Linda Wagner - Nutrition to Invigorate Mind, Body
This was a fantastic post! Very REAL. I think we all struggle with being "prefect". One lesson I learned in 2011 was that there is no such thing. You just do the best you can, be kind to others, love your family, and use the information you have to help others. That's all you can do! Sharing this experience will really help others, thank you so much for sharing!
Bel
This is an excellent post and thank you for sharing so honestly. I struggle with guilt about being perfect all the time and I have a new mantra "GOOD ENOUGH IS THE NEW PERFECT". Happy New Year to you and keep up the amazing work.
erica dunsford
this is just what I needed! .......thank you for sharing. Wonder-fully honest and it`s so nice to have someone else put it in front of you so you can see that we all share in the same pressures of life. «peace and harmony in the new year!!
Wes
Awesome post Jul's! Thanks for sharing this with the universe!!
Angie
Juli, this was so great. I'm sharing it on my blog and I'm printing it out to review often. I feel like I'm always caught between being good enough, striving to be better, comparing myself to others and just saying F*#* it! So many things in here resonates with me. Thanks for sharing:)
Heidi
thanks juls for sharing. i've been tooling over similar thoughts these past weeks. it was nice to hear it expressed so authentically and from loving voice.
Tamar
Juli,
I love this post and have been meaning to comment. A long time ago someone wise told me to give up the idea that we have to have perfectly "balanced" lives day in and day out - that really that doesn't exist. But, that life, over time, is balanced in and of itself. There are times to be very focused on family or your work or your health or something else, and sometimes one of those things just takes precedence over another - and that is okay. With the caveat that people are always the most important, I have remembered this a lot throughout my life - whenever I feel like I'm working too much or not enough, or feeling isolated or too social, etc. It helps for me to put it in perspective. Over time, life is balanced, even though in a given moment it doesn't appear to be this way.

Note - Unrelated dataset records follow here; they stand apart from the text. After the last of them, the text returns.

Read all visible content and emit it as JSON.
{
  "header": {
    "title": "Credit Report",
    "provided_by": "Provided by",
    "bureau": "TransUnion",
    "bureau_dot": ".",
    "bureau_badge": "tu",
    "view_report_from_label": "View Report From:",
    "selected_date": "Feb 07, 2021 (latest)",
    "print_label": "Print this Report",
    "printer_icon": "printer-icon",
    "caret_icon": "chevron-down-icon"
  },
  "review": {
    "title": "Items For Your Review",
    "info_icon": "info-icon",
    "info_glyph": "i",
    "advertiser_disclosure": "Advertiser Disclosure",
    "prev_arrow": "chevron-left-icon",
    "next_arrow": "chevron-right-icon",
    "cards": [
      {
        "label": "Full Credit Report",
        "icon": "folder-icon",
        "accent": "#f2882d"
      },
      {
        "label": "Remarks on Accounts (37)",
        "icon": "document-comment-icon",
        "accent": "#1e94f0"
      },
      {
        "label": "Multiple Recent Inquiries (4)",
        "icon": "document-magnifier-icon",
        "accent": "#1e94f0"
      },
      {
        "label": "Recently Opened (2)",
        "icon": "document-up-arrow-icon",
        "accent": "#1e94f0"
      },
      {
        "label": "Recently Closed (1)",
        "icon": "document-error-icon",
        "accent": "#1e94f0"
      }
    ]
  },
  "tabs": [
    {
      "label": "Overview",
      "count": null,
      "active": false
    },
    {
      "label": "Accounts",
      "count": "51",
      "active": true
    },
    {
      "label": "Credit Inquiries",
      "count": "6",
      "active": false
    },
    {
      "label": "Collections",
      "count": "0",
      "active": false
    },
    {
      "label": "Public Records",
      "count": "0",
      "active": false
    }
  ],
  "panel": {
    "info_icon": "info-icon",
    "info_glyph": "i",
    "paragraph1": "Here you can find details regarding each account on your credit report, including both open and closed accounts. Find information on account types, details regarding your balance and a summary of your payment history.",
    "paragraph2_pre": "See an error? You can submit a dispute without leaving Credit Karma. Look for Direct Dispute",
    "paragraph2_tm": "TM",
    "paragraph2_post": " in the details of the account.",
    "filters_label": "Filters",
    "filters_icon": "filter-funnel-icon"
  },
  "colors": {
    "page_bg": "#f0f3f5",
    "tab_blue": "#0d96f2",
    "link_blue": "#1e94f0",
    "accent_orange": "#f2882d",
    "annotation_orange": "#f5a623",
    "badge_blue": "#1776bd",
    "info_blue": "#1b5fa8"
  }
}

Thank you for your post - and also I love today's about eating greens! I do the same thing with some quick blanched kale and collards and a yummy quick sauce - I like to eat TONS of it and I can when it's quick blanched and it leaves me with the best feeling.
sdBrun
I COMPLETELY agree with you saying we need to befriend those who are different from us. SO SO TRUE!! I have friends like our family who are green and eat the same as us (raw/vegan/ wheat free) which is great because you feel you can relate in that aspect. Then I have friends whose family is different is many ways, and to be honest, that helps reel me back down to reality when I feel my strict eating habits for my son are getting a little too.....green...and strict LOL. They ARE kids, it's ok for them to have a babycake's cupcake (or two) or Karma Kookie (Or 4!) and not think "Oh my god, I'm weakening his immune system!". The added stress of worrying about that weakens my OWN immune system :). Balance is KEY. This is a great post you wrote. Our kids (and us) need love, shelter and food. If we are happy, they will follow. Green juices make me happy 🙂
Juli Novotny
SdBrun,
OMG, you said exactly what I was trying to say. You get it! thanks for saying so.